Julia ouvrit de grands yeux tandis que Walter commençait à faire taper ses ongles sur le bois de la chaise. Adrian, lui, n’avait pas bougé d’un pouce.

– … Et la maison qu’il occupait et les biens qu’elle contient seront divisés à parts égales entre vous tous.

– Bon, dit Walter en se levant, on a bien fait de venir ! Une fois n’est pas coutume, il donne tout à sa fille… Moi, j’en ai rien à faire de la maison de papa. Vous pouvez la vendre. On signe où ?

Le notaire lui indiqua un espace blanc en bas d’une feuille à caractère juridique, lui remit la copie de l’acte notariat et du testament de son père et il partit sans dire au revoir.

– Tu sais, il me parlait tout le temps de toi, dit Julia à Adrian en emballant les bibelots de la chambre de son père.

– Ah oui ? Et pour dire quoi ? Que j’étais une petite tapette et une honte pour la famille ?

– Non… Bien sûr que non ! Répondit-elle en s’emportant. Arrête ça tu veux ? Franchement vous êtes cons tous les deux… C’est débile cette histoire ! Complètement cons !

Elle s’assit sur le lit et se mit à pleurer en pinçant machinalement les couvertures.

– Excuse-moi.

Il vint s’asseoir près d’elle.

– Je voulais pas te mêler à tout ça. Tu as raison, c’est bête. Papa avait son caractère et si y’a bien une chose que j’ai hérité de lui, c’est ça. On est un peu sec et rancunier tous les deux… Mais ça me fait de la peine aussi tu sais ?

– C’est vrai ?

– Oui. Je pensais pas qu’il allait si mal. Je…

– Il disait qu’il pensait à toi en regardant ce tableau…

– Ce tableau ? Demanda-t-il en désignant du doigt l’œuvre au-dessus du lit au cadre baroque doré.

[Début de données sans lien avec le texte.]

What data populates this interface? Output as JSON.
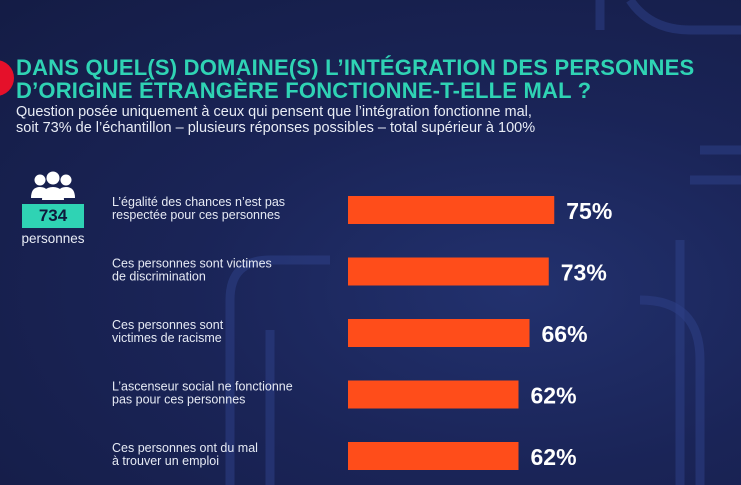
{
  "header": {
    "title_lines": [
      "DANS QUEL(S) DOMAINE(S) L’INTÉGRATION DES PERSONNES",
      "D’ORIGINE ÉTRANGÈRE FONCTIONNE-T-ELLE MAL ?"
    ],
    "subtitle_lines": [
      "Question posée uniquement à ceux qui pensent que l’intégration fonctionne mal,",
      "soit 73% de l’échantillon – plusieurs réponses possibles – total supérieur à 100%"
    ]
  },
  "sample": {
    "count": "734",
    "label": "personnes",
    "icon": "people-group-icon"
  },
  "colors": {
    "accent": "#2fd3b4",
    "bar": "#ff4d1a",
    "badge": "#e5102a"
  },
  "chart_data": {
    "type": "bar",
    "orientation": "horizontal",
    "categories": [
      [
        "L’égalité des chances n’est pas",
        "respectée pour ces personnes"
      ],
      [
        "Ces personnes sont victimes",
        "de discrimination"
      ],
      [
        "Ces personnes sont",
        "victimes de racisme"
      ],
      [
        "L’ascenseur social ne fonctionne",
        "pas pour ces personnes"
      ],
      [
        "Ces personnes ont du mal",
        "à trouver un emploi"
      ]
    ],
    "values": [
      75,
      73,
      66,
      62,
      62
    ],
    "value_labels": [
      "75%",
      "73%",
      "66%",
      "62%",
      "62%"
    ],
    "unit": "%",
    "xlim": [
      0,
      100
    ],
    "grid": false,
    "legend": "none"
  }
}
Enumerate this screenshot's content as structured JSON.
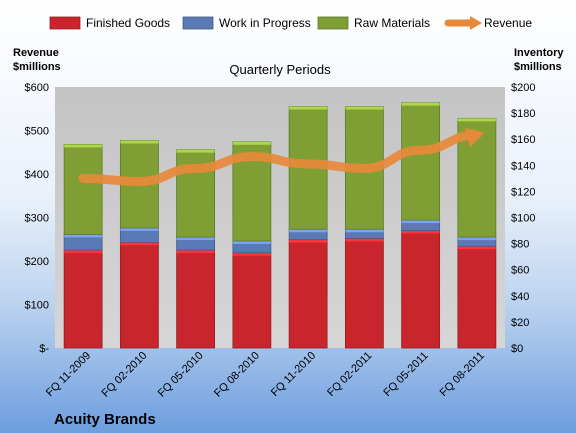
{
  "chart_data": {
    "type": "bar",
    "stacked": true,
    "title": "Quarterly Periods",
    "categories": [
      "FQ 11-2009",
      "FQ 02-2010",
      "FQ 05-2010",
      "FQ 08-2010",
      "FQ 11-2010",
      "FQ 02-2011",
      "FQ 05-2011",
      "FQ 08-2011"
    ],
    "series": [
      {
        "name": "Finished Goods",
        "axis": "right",
        "color": "#c8262c",
        "values": [
          75,
          81,
          75,
          73,
          83,
          84,
          90,
          78
        ]
      },
      {
        "name": "Work in Progress",
        "axis": "right",
        "color": "#5b79b4",
        "values": [
          12,
          11,
          10,
          9,
          8,
          7,
          8,
          7
        ]
      },
      {
        "name": "Raw Materials",
        "axis": "right",
        "color": "#7f9f35",
        "values": [
          69,
          67,
          67,
          76,
          94,
          94,
          90,
          91
        ]
      },
      {
        "name": "Revenue",
        "axis": "left",
        "type": "line",
        "color": "#e8893a",
        "values": [
          390,
          383,
          413,
          440,
          423,
          413,
          455,
          490
        ]
      }
    ],
    "left_axis": {
      "label_line1": "Revenue",
      "label_line2": "$millions",
      "ylim": [
        0,
        600
      ],
      "ticks": [
        "$-",
        "$100",
        "$200",
        "$300",
        "$400",
        "$500",
        "$600"
      ]
    },
    "right_axis": {
      "label_line1": "Inventory",
      "label_line2": "$millions",
      "ylim": [
        0,
        200
      ],
      "ticks": [
        "$0",
        "$20",
        "$40",
        "$60",
        "$80",
        "$100",
        "$120",
        "$140",
        "$160",
        "$180",
        "$200"
      ]
    },
    "legend_position": "top",
    "grid": false
  },
  "brand": "Acuity Brands"
}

– Tu es le seul pour qui il ne s’est jamais fait de soucis. Il disait que tu étais comme les couleurs de ce tableau, vif quand on regardait de près et en parfaite harmonie avec le tout quand on s’éloignait. Je ne sais pas trop ce qu’il voulait dire… J’aurais dû lui demander… Mais j’imagine que quand il pensait à toi, il était serein comme quand on regarde ce tableau. C’est ça qui se dégage, tu ne trouves pas ? La sérénité…

– C’est vrai, c’est un très beau tableau. Je ne l’avais jamais vu avant. Il est là depuis longtemps ?

– Aussi loin que je me rappelle, je l’ai toujours connu. Je crois qu’il l’avait choisi ensemble avec maman. Un peu avant qu’elle meure… C’était leur dernière acquisition d’amour. Un dernier message qui est resté tatoué sur sa rétine au moment de partir pour l’au-delà.

– C’est beau ce que tu dis… Tu devrais l’écrire. Tu sais ce que tu vas en faire de tout ça ?

– Walter a raison. On va tout vendre. La maison, le tableau, tout… Il faut que tout ça trouve une nouvelle vie, une nouvelle histoire. La nôtre ici, elle est finie. Je vais aller vivre à Schwinningen. Retaper la ferme, voir ce que je veux en faire. Tu peux venir un peu si tu veux…

– J’ai mon boulot à la fac.

Elle haussa les épaules.

– Peut-être que toi aussi tu devrais tourner la page sur le passé.